LSG Berlin-Brandenburg

Übernahme der Kosten medizinischer Fußpflege bei eingewachsenem Zehennagel


Ein Versicherter mit eingewachsenem Zehennagel hat Anspruch auf Erstattung der Kosten für medizinische Fußpflege, wenn die Behandlung medizinisch notwendig ist und ein Arzt die Leistung nicht erbringen will.


Zum Sachverhalt

Die gesetzlich krankenversicherte Klägerin leidet im Bereich der linken Großzehe unter einem chronifiziert eingewachsenen Zehnagel.

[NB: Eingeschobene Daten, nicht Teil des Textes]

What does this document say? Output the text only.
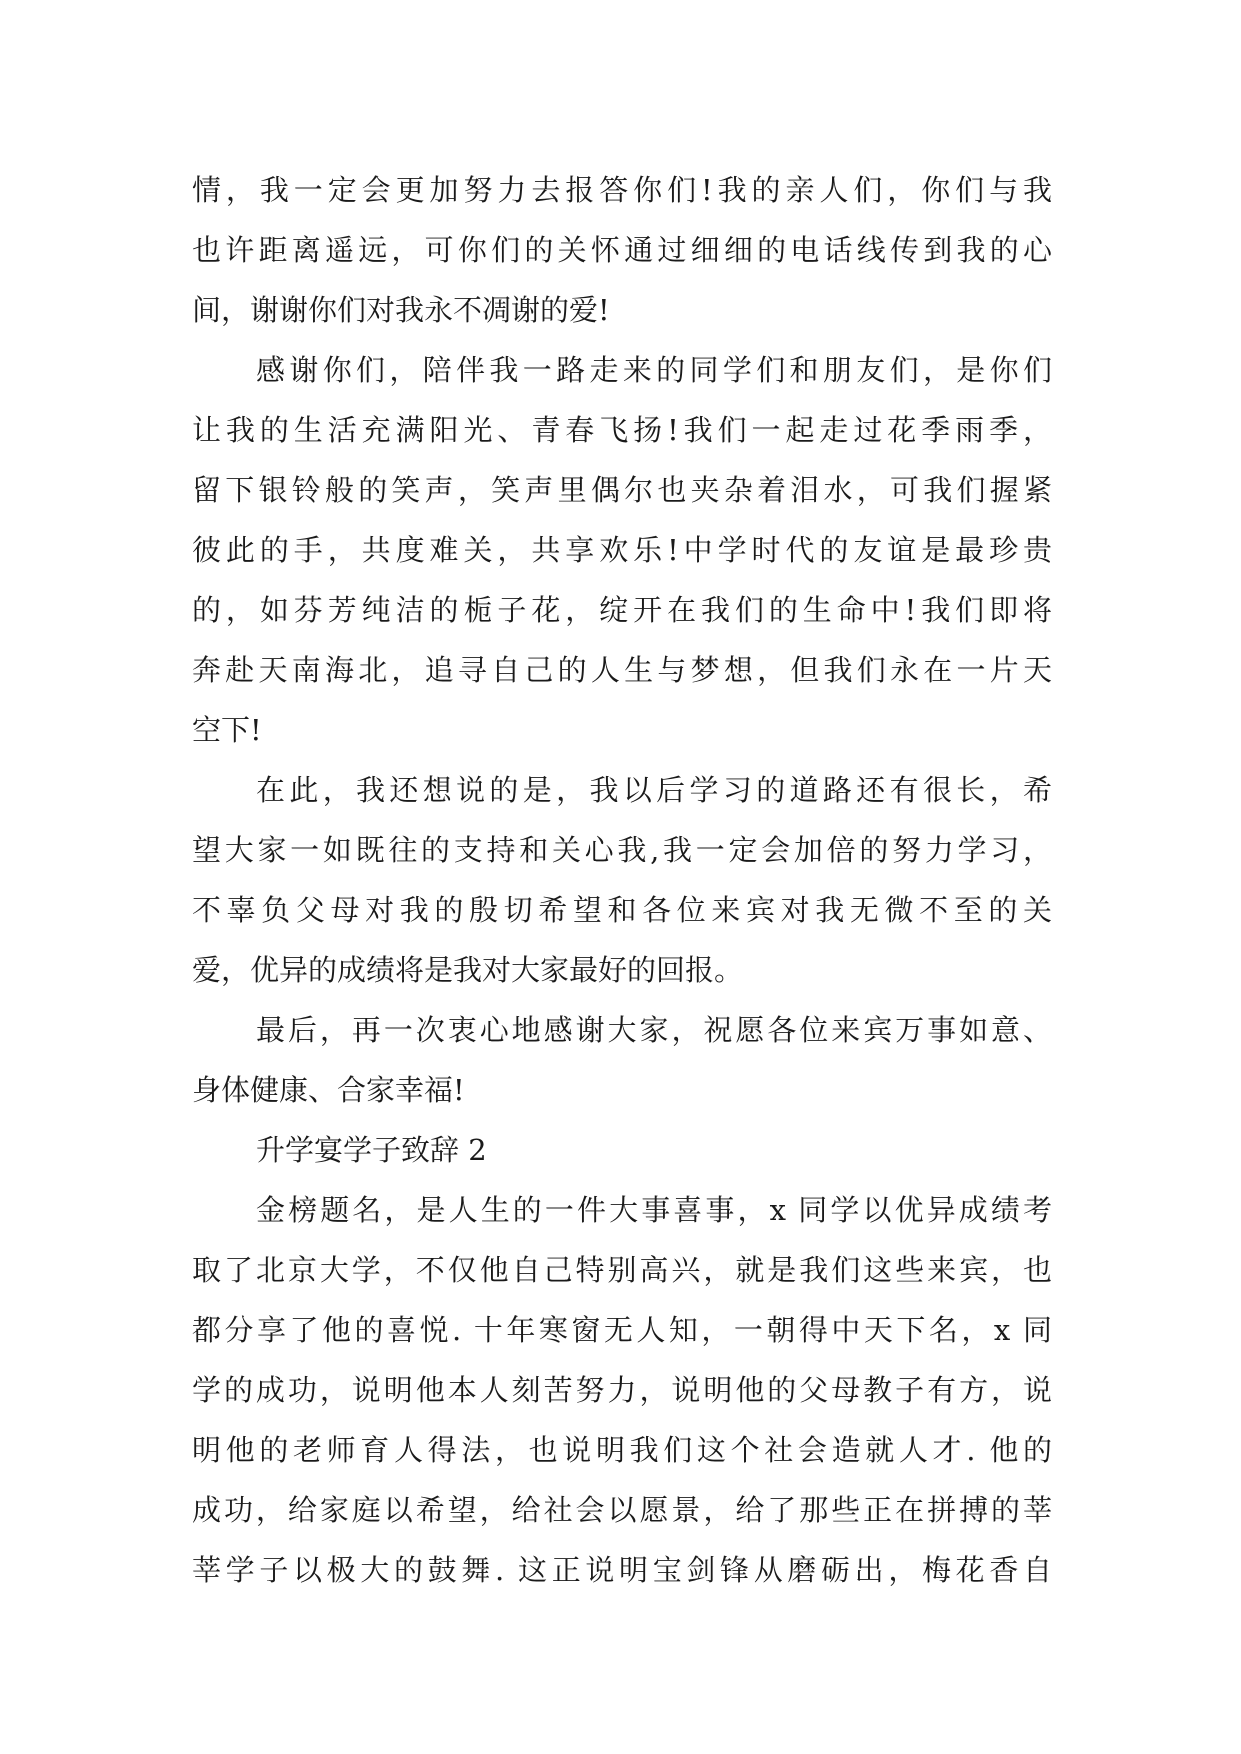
情，我一定会更加努力去报答你们!我的亲人们，你们与我
也许距离遥远，可你们的关怀通过细细的电话线传到我的心
间，谢谢你们对我永不凋谢的爱!
感谢你们，陪伴我一路走来的同学们和朋友们，是你们
让我的生活充满阳光、青春飞扬!我们一起走过花季雨季，
留下银铃般的笑声，笑声里偶尔也夹杂着泪水，可我们握紧
彼此的手，共度难关，共享欢乐!中学时代的友谊是最珍贵
的，如芬芳纯洁的栀子花，绽开在我们的生命中!我们即将
奔赴天南海北，追寻自己的人生与梦想，但我们永在一片天
空下!
在此，我还想说的是，我以后学习的道路还有很长，希
望大家一如既往的支持和关心我,我一定会加倍的努力学习，
不辜负父母对我的殷切希望和各位来宾对我无微不至的关
爱，优异的成绩将是我对大家最好的回报。
最后，再一次衷心地感谢大家，祝愿各位来宾万事如意、
身体健康、合家幸福!
升学宴学子致辞 2
金榜题名，是人生的一件大事喜事，x 同学以优异成绩考
取了北京大学，不仅他自己特别高兴，就是我们这些来宾，也
都分享了他的喜悦. 十年寒窗无人知，一朝得中天下名，x 同
学的成功，说明他本人刻苦努力，说明他的父母教子有方，说
明他的老师育人得法，也说明我们这个社会造就人才. 他的
成功，给家庭以希望，给社会以愿景，给了那些正在拼搏的莘
莘学子以极大的鼓舞. 这正说明宝剑锋从磨砺出，梅花香自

Medizinisch notwendig ist in diesem Fall die Behandlung mit einer individuell gefertigten Nagelkorrekturspange; hierbei handelt es sich um einen aus Draht oder Kunststoff konstruierten Bügel mit Haken und Ösen, der unter dem freien Nagelrand angebracht wird und in längerer Prozedur den Nagel in seine ursprüngliche Form heben soll; nach Anlegen der Spange muss ihr Sitz wiederholt angepasst werden. Die Klägerin fand keinen Arzt, der diese Behandlung erbringen konnte oder wollte. Weder die beklagte Krankenkasse noch die zum Verfahren beigeladene Kassenärztliche Vereinigung Berlin konnten einen ärztlichen Leistungserbringer benennen. Daraufhin begab die Klägerin sich in die Behandlung einer medizinischen Fußpflegerin (Podologin), die die Nagelkorrekturspange anlegte und ihren Sitz laufend regulierte.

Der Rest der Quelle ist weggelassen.